Things are not looking good. We're still searching for monitoring.
Day Three
Hooray! We've found the monitoring! It turns out that "Election" is conducted once every four years. Each component reports its health (1 bit) to the central location. The data flow is so low that we have overlooked it until now. We are considering shortening the reporting period, but the subsystem is so deeply coupled with other subsystems that doing so could easily lead to a cascading failure.
In other news, there seems to be some redundancy after all. We've found a full-blown backup control system ("Shadow Cabinet") that is inactive at the moment, but might be able to take over in case of a major failure. We're investigating further.
Day Four
Today, we've found yet another monitoring system called "FreePress." As the name suggests it was open-sourced some time ago, but the corporate version have evolved quite a bit since then, so the documentation isn't very helpful. The bad news is that it's badly intertwined with the production system. The metrics look more or less okay as long as everything is working smoothly. However, it's unclear what will happen if things go south. It may distort the metrics or even fail entirely, leaving us with no data whatsoever at the moment of crisis.
By the way, the "Election" process may not be a monitoring system after all. I suspect it might actually be a feedback loop that triggers corrective measures in case of problems.
Day Five
The most important metric seems to be this big graph labeled "GDP". As far as we understand, it's supposed to indicate the overall health of the system. However, drilling into the code suggests that it's actually a throughput metric. If throughput goes down there's certainly a problem, but it's not clear why increasing throughput should be considered the primary health factor...
More news on the "Election" subsystem: We've found a floppy disk with the design doc, and it turns out that it's not a feedback loop after all. It's a distributed consensus algorithm (think Paxos)! The historical context is that they've used to run several control systems in parallel (for redundancy reasons maybe?) which resulted in numerous race conditions and outages. "Election" was put in place to ensure that only one control system acts as a master at any given time. The consensus algorithm is based on PTP (Peaceful Transfer of Power) protocol. The gist is that when most components are reporting being unhealthy, it is treated as a failure of the control system and the backup ("Shadow Cabinet") is automatically activated. The main control system then becomes the backup. It's unclear how it is supposed to be fixed while in backup mode, though.
Day Six
I met guys from Theocracy Inc. in a bar last night and complained about the GDP metric. They suggested using GNH ("Gross National Happiness") metric instead. I'll tell Ethan to add such a console first thing on Monday.

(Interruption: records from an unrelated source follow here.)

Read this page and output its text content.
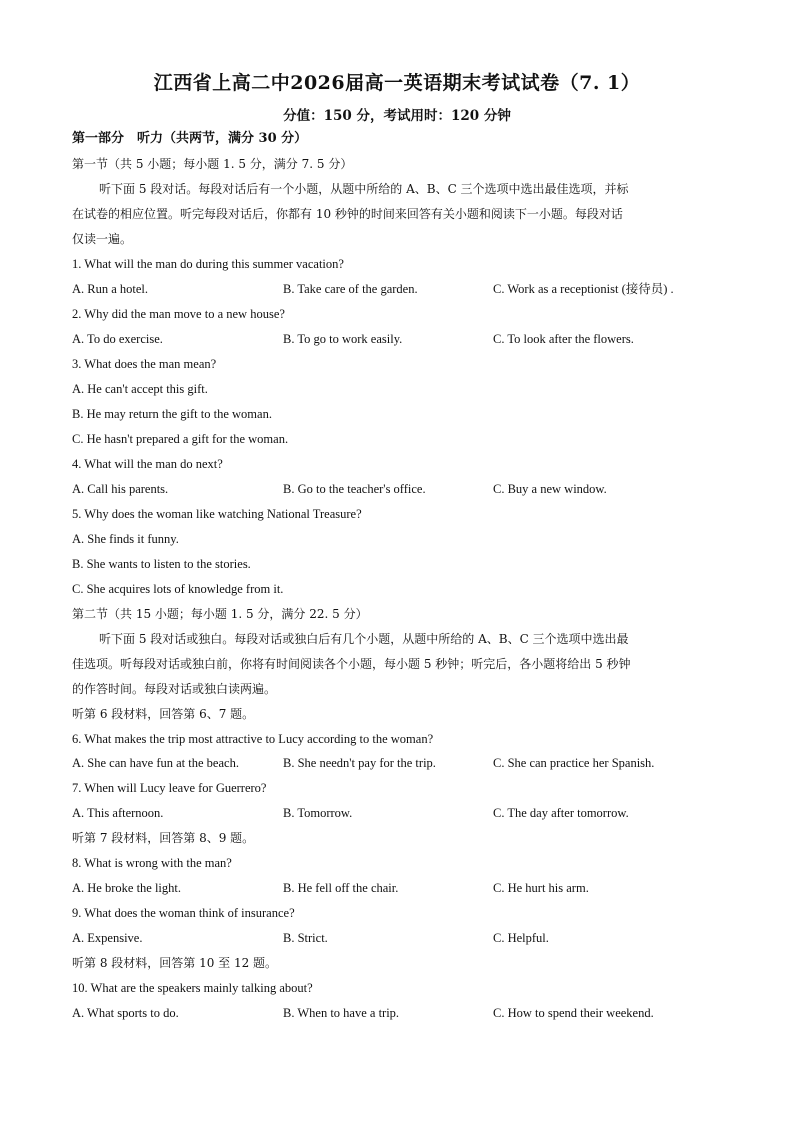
江西省上高二中2026届高一英语期末考试试卷（7. 1）
分值：150 分，考试用时：120 分钟
第一部分　听力（共两节，满分 30 分）
第一节（共 5 小题；每小题 1. 5 分，满分 7. 5 分）
听下面 5 段对话。每段对话后有一个小题，从题中所给的 A、B、C 三个选项中选出最佳选项，并标
在试卷的相应位置。听完每段对话后，你都有 10 秒钟的时间来回答有关小题和阅读下一小题。每段对话
仅读一遍。
1. What will the man do during this summer vacation?
A. Run a hotel.	B. Take care of the garden.	C. Work as a receptionist (接待员) .
2. Why did the man move to a new house?
A. To do exercise.	B. To go to work easily.	C. To look after the flowers.
3. What does the man mean?
A. He can't accept this gift.
B. He may return the gift to the woman.
C. He hasn't prepared a gift for the woman.
4. What will the man do next?
A. Call his parents.	B. Go to the teacher's office.	C. Buy a new window.
5. Why does the woman like watching National Treasure?
A. She finds it funny.
B. She wants to listen to the stories.
C. She acquires lots of knowledge from it.
第二节（共 15 小题；每小题 1. 5 分，满分 22. 5 分）
听下面 5 段对话或独白。每段对话或独白后有几个小题，从题中所给的 A、B、C 三个选项中选出最
佳选项。听每段对话或独白前，你将有时间阅读各个小题，每小题 5 秒钟；听完后，各小题将给出 5 秒钟
的作答时间。每段对话或独白读两遍。
听第 6 段材料，回答第 6、7 题。
6. What makes the trip most attractive to Lucy according to the woman?
A. She can have fun at the beach.	B. She needn't pay for the trip.	C. She can practice her Spanish.
7. When will Lucy leave for Guerrero?
A. This afternoon.	B. Tomorrow.	C. The day after tomorrow.
听第 7 段材料，回答第 8、9 题。
8. What is wrong with the man?
A. He broke the light.	B. He fell off the chair.	C. He hurt his arm.
9. What does the woman think of insurance?
A. Expensive.	B. Strict.	C. Helpful.
听第 8 段材料，回答第 10 至 12 题。
10. What are the speakers mainly talking about?
A. What sports to do.	B. When to have a trip.	C. How to spend their weekend.
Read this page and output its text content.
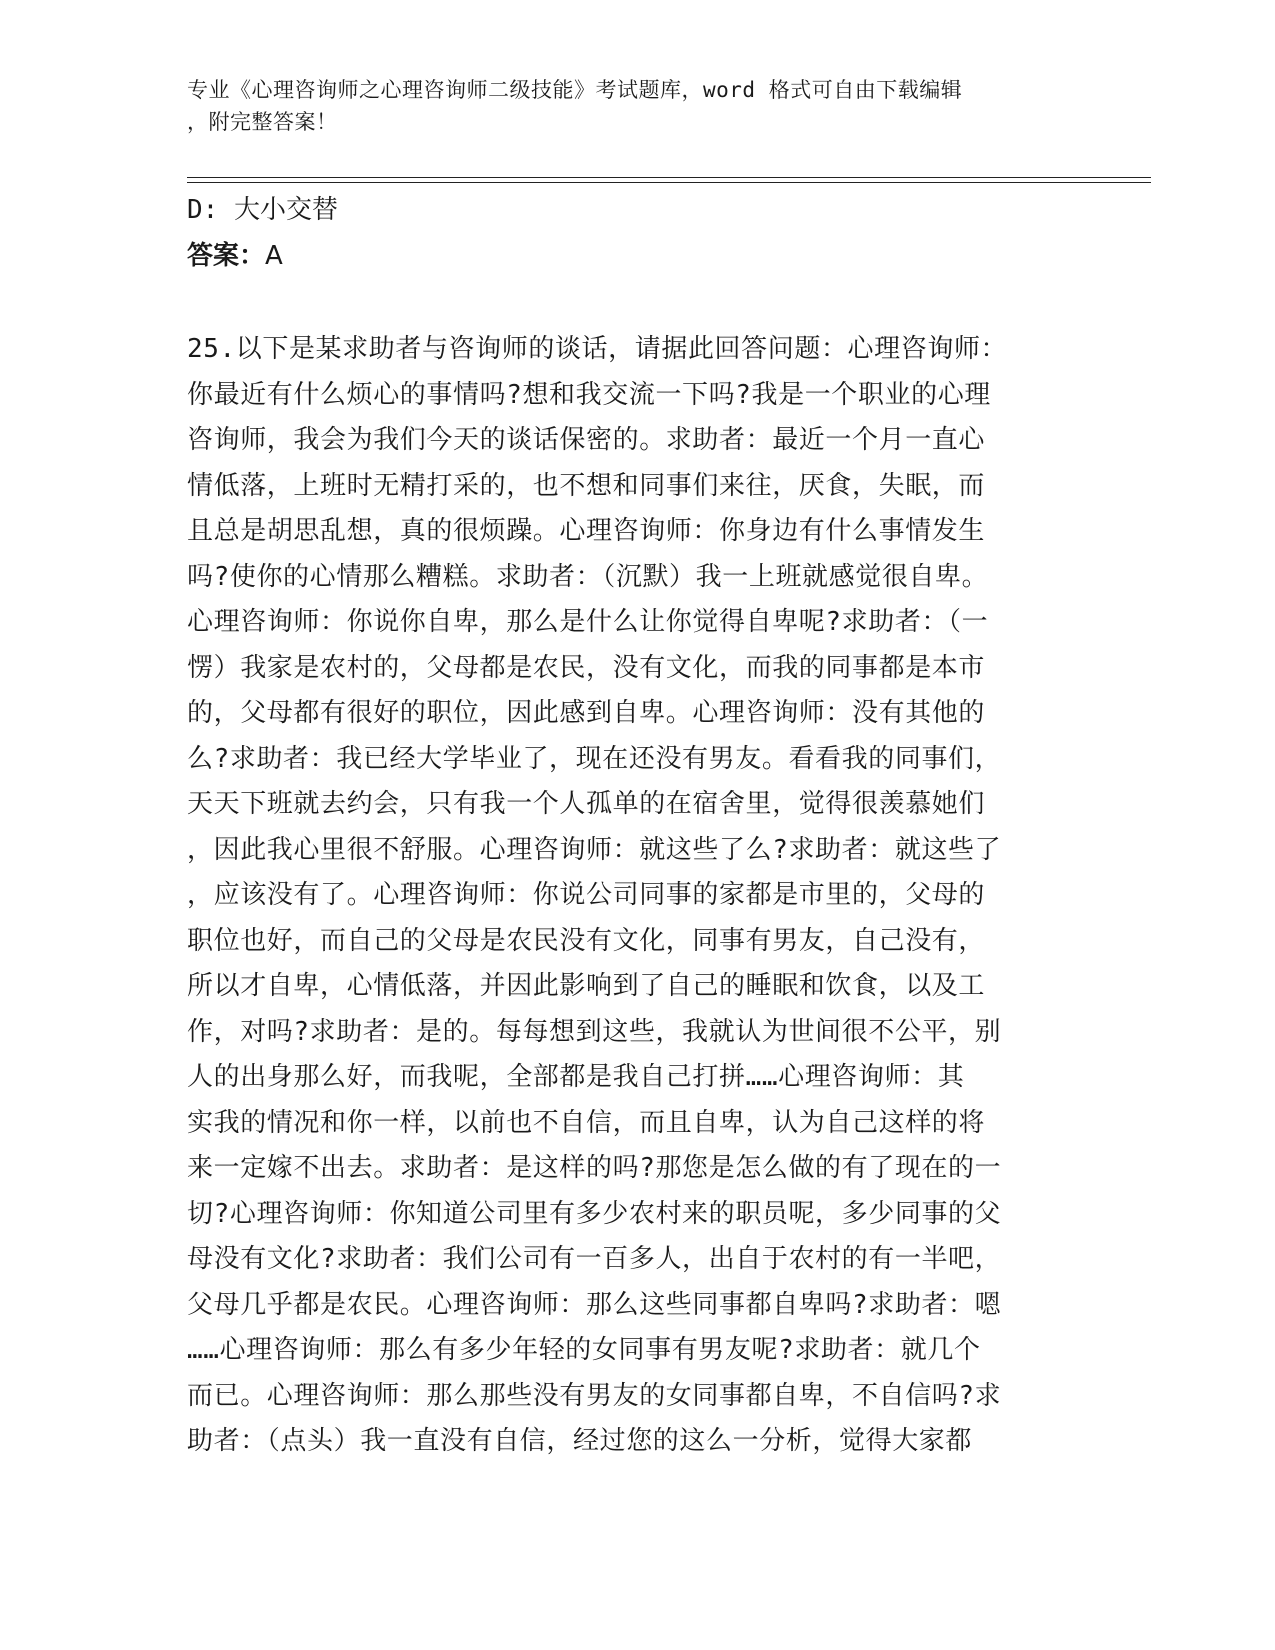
专业《心理咨询师之心理咨询师二级技能》考试题库，word 格式可自由下载编辑
，附完整答案！
D: 大小交替
答案：A
25.以下是某求助者与咨询师的谈话，请据此回答问题：心理咨询师：
你最近有什么烦心的事情吗?想和我交流一下吗?我是一个职业的心理
咨询师，我会为我们今天的谈话保密的。求助者：最近一个月一直心
情低落，上班时无精打采的，也不想和同事们来往，厌食，失眠，而
且总是胡思乱想，真的很烦躁。心理咨询师：你身边有什么事情发生
吗?使你的心情那么糟糕。求助者：（沉默）我一上班就感觉很自卑。
心理咨询师：你说你自卑，那么是什么让你觉得自卑呢?求助者：（一
愣）我家是农村的，父母都是农民，没有文化，而我的同事都是本市
的，父母都有很好的职位，因此感到自卑。心理咨询师：没有其他的
么?求助者：我已经大学毕业了，现在还没有男友。看看我的同事们，
天天下班就去约会，只有我一个人孤单的在宿舍里，觉得很羡慕她们
，因此我心里很不舒服。心理咨询师：就这些了么?求助者：就这些了
，应该没有了。心理咨询师：你说公司同事的家都是市里的，父母的
职位也好，而自己的父母是农民没有文化，同事有男友，自己没有，
所以才自卑，心情低落，并因此影响到了自己的睡眠和饮食，以及工
作，对吗?求助者：是的。每每想到这些，我就认为世间很不公平，别
人的出身那么好，而我呢，全部都是我自己打拼……心理咨询师：其
实我的情况和你一样，以前也不自信，而且自卑，认为自己这样的将
来一定嫁不出去。求助者：是这样的吗?那您是怎么做的有了现在的一
切?心理咨询师：你知道公司里有多少农村来的职员呢，多少同事的父
母没有文化?求助者：我们公司有一百多人，出自于农村的有一半吧，
父母几乎都是农民。心理咨询师：那么这些同事都自卑吗?求助者：嗯
……心理咨询师：那么有多少年轻的女同事有男友呢?求助者：就几个
而已。心理咨询师：那么那些没有男友的女同事都自卑，不自信吗?求
助者：（点头）我一直没有自信，经过您的这么一分析，觉得大家都
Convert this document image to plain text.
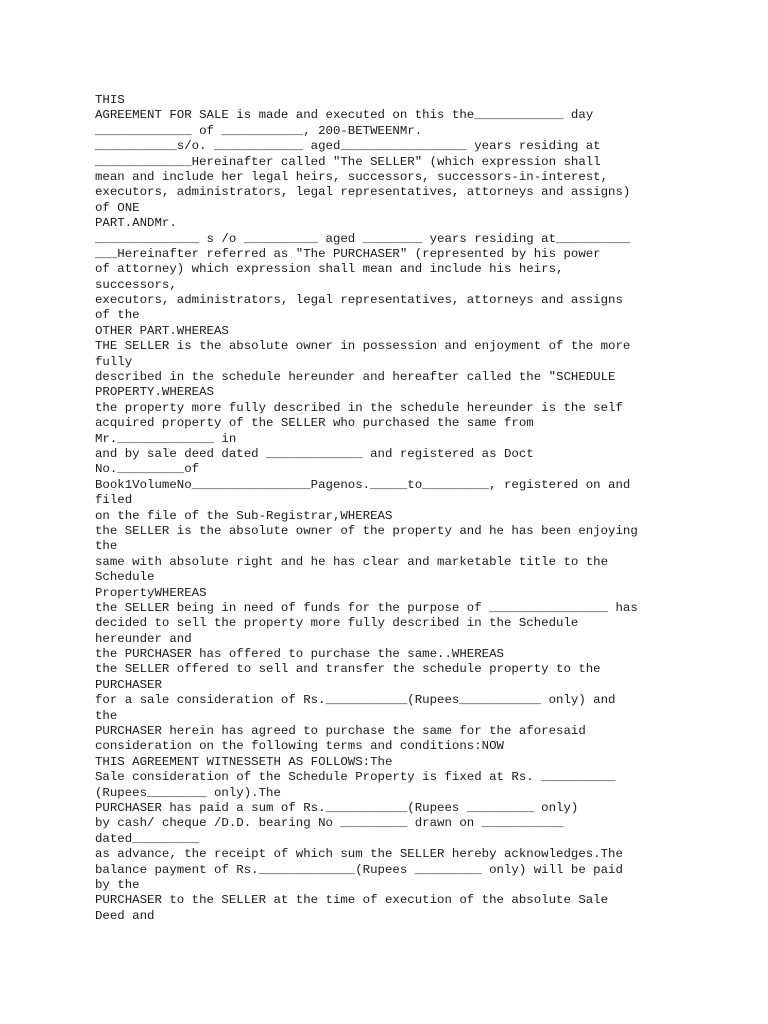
THIS
AGREEMENT FOR SALE is made and executed on this the____________ day
_____________ of ___________, 200-BETWEENMr.
___________s/o. ____________ aged_________________ years residing at
_____________Hereinafter called "The SELLER" (which expression shall
mean and include her legal heirs, successors, successors-in-interest,
executors, administrators, legal representatives, attorneys and assigns)
of ONE
PART.ANDMr.
______________ s /o __________ aged ________ years residing at__________
___Hereinafter referred as "The PURCHASER" (represented by his power
of attorney) which expression shall mean and include his heirs,
successors,
executors, administrators, legal representatives, attorneys and assigns
of the
OTHER PART.WHEREAS
THE SELLER is the absolute owner in possession and enjoyment of the more
fully
described in the schedule hereunder and hereafter called the "SCHEDULE
PROPERTY.WHEREAS
the property more fully described in the schedule hereunder is the self
acquired property of the SELLER who purchased the same from
Mr._____________ in
and by sale deed dated _____________ and registered as Doct
No._________of
Book1VolumeNo________________Pagenos._____to_________, registered on and
filed
on the file of the Sub-Registrar,WHEREAS
the SELLER is the absolute owner of the property and he has been enjoying
the
same with absolute right and he has clear and marketable title to the
Schedule
PropertyWHEREAS
the SELLER being in need of funds for the purpose of ________________ has
decided to sell the property more fully described in the Schedule
hereunder and
the PURCHASER has offered to purchase the same..WHEREAS
the SELLER offered to sell and transfer the schedule property to the
PURCHASER
for a sale consideration of Rs.___________(Rupees___________ only) and
the
PURCHASER herein has agreed to purchase the same for the aforesaid
consideration on the following terms and conditions:NOW
THIS AGREEMENT WITNESSETH AS FOLLOWS:The
Sale consideration of the Schedule Property is fixed at Rs. __________
(Rupees________ only).The
PURCHASER has paid a sum of Rs.___________(Rupees _________ only)
by cash/ cheque /D.D. bearing No _________ drawn on ___________
dated_________
as advance, the receipt of which sum the SELLER hereby acknowledges.The
balance payment of Rs._____________(Rupees _________ only) will be paid
by the
PURCHASER to the SELLER at the time of execution of the absolute Sale
Deed and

We've also dug into the operational practices for "Democracy". It turns out there was no postmortem culture. Outages were followed by cover-ups and blame-shifting. The most damaging consequence is that we have no clear understanding of the system's failure modes.
We now have a better understanding of the "Judiciary" branch, one of the "Separation of Powers" branches. It evaluates whether components are behaving according to pre-defined set of rules. If they are not, they are removed from production and put into suspended state ("BSD jails"). It's unclear how are they supposed to be fixed while suspended. (We've seen a similar problem with the backup control system so we might be missing something essential here.)
It's Sunday tomorrow. I am taking a day off to think about how to solve the mess. Hopefully, nothing will blow up while I'm away.
Author's note: Originally posted in 2017. Still funny. Reposting.